- Native name: 梅津 美琴
- Born: September 1, 2007 (age 18)
- Hometown: Bunkyō, Tokyo, Japan

Career
- Achieved professional status: July 1, 2022 (aged 14)
- Badge Number: W-80
- Rank: Women's 1-dan
- Teacher: Makoto Tobe (7-dan)

Websites
- JSA profile page

= Mikoto Umezu =

Japanese shogi player (born 2007)

Mikoto Umezu (梅津 美琴, Umezu Mikoto) is a Japanese women's professional shogi player ranked 1-dan.

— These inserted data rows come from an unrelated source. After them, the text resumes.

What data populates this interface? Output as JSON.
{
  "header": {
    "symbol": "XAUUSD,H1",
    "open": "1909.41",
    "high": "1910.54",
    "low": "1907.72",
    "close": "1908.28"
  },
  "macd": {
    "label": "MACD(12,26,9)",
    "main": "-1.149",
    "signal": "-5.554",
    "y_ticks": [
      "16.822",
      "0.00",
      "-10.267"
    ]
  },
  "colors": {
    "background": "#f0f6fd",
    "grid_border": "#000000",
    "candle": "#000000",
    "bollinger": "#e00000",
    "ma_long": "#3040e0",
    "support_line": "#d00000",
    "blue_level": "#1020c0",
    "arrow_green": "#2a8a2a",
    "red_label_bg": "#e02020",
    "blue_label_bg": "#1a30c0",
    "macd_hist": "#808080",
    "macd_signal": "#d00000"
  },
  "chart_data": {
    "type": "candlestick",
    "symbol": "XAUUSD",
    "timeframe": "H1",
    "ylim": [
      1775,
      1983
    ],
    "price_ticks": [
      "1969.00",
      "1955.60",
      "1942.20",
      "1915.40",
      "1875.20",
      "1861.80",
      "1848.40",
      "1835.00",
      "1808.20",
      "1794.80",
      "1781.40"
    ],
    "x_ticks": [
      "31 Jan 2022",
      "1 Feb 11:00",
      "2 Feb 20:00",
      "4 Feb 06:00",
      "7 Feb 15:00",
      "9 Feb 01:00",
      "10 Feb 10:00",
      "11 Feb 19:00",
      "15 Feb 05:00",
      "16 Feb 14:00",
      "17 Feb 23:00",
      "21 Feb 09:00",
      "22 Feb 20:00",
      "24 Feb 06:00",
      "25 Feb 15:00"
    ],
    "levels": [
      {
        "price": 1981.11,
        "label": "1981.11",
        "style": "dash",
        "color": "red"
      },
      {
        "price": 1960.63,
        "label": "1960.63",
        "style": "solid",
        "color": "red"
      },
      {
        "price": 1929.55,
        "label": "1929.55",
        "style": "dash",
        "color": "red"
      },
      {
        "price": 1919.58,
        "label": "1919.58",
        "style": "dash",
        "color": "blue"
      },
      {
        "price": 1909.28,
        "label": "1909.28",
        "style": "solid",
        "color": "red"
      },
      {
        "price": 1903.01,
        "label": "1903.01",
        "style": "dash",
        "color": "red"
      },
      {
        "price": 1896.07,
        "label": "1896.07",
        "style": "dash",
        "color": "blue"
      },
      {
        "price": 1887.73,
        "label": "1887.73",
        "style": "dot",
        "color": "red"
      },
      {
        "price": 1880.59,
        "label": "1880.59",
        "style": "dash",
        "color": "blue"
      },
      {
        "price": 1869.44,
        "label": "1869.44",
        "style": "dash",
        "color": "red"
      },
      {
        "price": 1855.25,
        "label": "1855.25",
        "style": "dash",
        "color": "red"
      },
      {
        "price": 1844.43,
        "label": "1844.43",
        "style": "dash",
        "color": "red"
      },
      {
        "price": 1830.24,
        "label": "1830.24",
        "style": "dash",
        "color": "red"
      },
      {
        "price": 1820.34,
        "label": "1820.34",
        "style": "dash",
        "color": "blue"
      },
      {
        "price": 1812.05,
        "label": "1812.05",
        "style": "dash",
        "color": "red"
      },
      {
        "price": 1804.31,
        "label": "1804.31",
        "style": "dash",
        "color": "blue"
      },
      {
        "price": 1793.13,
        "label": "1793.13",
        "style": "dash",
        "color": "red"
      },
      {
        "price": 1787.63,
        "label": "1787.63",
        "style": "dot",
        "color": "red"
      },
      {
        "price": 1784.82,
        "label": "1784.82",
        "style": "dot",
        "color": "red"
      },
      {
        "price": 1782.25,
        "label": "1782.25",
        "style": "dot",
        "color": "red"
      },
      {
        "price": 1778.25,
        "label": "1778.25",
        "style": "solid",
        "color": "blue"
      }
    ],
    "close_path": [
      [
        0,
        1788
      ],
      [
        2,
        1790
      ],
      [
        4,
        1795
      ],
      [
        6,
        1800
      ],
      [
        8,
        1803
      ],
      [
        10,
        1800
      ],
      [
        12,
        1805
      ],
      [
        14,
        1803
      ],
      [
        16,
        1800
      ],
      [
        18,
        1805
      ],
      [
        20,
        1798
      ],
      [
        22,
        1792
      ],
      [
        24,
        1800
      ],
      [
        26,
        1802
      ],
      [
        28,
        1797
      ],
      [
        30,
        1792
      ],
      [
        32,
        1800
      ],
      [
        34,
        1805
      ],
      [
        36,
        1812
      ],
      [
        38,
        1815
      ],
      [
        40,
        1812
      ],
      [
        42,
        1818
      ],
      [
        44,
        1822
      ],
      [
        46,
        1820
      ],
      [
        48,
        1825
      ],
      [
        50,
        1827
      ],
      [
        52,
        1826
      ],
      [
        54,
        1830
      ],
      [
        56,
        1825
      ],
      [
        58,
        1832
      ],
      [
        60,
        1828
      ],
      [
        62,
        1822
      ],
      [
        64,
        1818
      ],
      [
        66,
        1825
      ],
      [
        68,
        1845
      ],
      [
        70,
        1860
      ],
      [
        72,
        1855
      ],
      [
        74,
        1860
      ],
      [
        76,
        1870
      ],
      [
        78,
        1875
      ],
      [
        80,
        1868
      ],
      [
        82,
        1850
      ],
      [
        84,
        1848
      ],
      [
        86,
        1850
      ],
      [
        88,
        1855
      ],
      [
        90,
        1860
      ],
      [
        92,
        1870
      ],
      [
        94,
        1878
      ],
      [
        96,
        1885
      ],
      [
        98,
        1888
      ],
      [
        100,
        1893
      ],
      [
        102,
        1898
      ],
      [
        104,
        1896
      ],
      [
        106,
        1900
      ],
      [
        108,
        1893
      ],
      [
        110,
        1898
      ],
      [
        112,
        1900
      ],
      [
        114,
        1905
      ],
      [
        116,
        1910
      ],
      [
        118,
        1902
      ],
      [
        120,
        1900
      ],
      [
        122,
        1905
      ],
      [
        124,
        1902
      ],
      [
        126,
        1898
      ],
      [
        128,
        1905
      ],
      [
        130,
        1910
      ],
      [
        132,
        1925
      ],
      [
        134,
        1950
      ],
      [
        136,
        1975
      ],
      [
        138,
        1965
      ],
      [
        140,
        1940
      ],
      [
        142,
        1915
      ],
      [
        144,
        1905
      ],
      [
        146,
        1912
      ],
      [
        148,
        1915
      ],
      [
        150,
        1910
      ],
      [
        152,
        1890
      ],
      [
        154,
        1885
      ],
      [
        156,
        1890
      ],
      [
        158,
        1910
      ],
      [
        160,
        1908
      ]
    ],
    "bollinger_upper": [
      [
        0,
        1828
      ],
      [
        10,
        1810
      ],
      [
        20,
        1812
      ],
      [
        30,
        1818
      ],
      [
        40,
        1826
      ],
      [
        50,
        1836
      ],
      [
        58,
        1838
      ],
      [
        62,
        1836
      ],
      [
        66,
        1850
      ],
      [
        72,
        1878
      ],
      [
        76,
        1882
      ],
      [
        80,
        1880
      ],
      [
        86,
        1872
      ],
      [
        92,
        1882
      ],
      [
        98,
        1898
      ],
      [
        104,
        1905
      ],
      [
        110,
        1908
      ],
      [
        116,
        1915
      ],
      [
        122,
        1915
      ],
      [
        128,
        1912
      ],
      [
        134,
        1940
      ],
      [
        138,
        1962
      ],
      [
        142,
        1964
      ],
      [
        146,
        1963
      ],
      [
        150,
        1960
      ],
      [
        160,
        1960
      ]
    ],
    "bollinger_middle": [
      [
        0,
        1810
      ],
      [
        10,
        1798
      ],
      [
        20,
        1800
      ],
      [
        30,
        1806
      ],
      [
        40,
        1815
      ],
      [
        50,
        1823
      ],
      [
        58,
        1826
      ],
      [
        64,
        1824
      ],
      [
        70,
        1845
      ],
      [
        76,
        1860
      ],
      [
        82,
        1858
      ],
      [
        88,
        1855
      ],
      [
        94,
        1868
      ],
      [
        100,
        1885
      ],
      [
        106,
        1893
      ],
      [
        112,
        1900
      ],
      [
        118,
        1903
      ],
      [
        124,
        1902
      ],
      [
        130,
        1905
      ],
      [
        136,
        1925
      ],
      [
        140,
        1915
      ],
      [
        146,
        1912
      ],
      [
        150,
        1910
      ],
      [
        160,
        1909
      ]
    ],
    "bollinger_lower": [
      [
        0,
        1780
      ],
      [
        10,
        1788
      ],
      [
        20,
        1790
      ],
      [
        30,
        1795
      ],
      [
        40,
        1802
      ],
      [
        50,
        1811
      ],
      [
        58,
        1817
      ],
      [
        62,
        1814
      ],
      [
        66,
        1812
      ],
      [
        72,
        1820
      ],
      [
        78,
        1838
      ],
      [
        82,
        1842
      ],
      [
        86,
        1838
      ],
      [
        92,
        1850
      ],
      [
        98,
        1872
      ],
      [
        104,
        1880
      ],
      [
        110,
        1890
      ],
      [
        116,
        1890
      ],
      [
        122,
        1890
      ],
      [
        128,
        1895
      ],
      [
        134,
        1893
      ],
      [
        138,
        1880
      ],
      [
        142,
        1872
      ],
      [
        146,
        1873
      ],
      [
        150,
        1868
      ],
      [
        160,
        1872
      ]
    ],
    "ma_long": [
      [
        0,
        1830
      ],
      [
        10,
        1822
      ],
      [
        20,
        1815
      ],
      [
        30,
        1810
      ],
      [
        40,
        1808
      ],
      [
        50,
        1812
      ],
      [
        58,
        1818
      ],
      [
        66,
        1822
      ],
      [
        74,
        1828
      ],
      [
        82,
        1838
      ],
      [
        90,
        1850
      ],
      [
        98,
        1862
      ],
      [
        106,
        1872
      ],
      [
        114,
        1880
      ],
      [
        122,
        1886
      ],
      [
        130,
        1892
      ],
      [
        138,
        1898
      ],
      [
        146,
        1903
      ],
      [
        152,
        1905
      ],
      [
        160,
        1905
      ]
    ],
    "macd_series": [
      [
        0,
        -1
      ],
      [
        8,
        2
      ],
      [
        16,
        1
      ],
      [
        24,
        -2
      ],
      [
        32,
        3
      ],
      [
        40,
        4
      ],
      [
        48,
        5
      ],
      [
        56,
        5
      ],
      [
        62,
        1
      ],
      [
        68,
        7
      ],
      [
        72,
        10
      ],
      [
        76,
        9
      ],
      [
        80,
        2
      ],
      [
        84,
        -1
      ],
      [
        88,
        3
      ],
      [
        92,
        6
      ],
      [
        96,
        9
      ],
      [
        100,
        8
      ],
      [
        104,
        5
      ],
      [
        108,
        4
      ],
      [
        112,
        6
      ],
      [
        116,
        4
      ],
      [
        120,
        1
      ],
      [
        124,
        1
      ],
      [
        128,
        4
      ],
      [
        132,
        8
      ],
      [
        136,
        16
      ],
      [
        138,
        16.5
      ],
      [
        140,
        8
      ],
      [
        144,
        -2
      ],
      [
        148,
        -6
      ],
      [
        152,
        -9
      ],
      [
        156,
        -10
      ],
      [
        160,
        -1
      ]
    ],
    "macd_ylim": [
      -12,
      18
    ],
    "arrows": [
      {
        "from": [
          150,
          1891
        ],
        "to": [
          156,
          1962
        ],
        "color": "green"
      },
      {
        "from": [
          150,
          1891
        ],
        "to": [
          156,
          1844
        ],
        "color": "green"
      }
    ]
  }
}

==Early life and becoming a women's professional shogi player==
Umezu was born in Bunkyō, Tokyo on September 1, 2007. She became interested in shogi from watching the anime TV series version of the manga March Comes In like a Lion. Under the guidance of shogi professional Makoto Tobe, she entered the Kantō branch of Japan Shogi Association's training group system in September 2021 as a member of training group B2, was subsequently promoted to training group B1 in December 2021, and qualified for women's professional status in April 2022 for entering the training group system at training group B2 or above and playing 48 games or more at that level.

==Women's shogi professional==
===Promotion history===
Umezu's promotion history is as follows.

- 2-kyū: July 1, 2022
- 1-kyū: April 1, 2024
- 1-dan: April 1, 2025

Note: All ranks are women's professional ranks.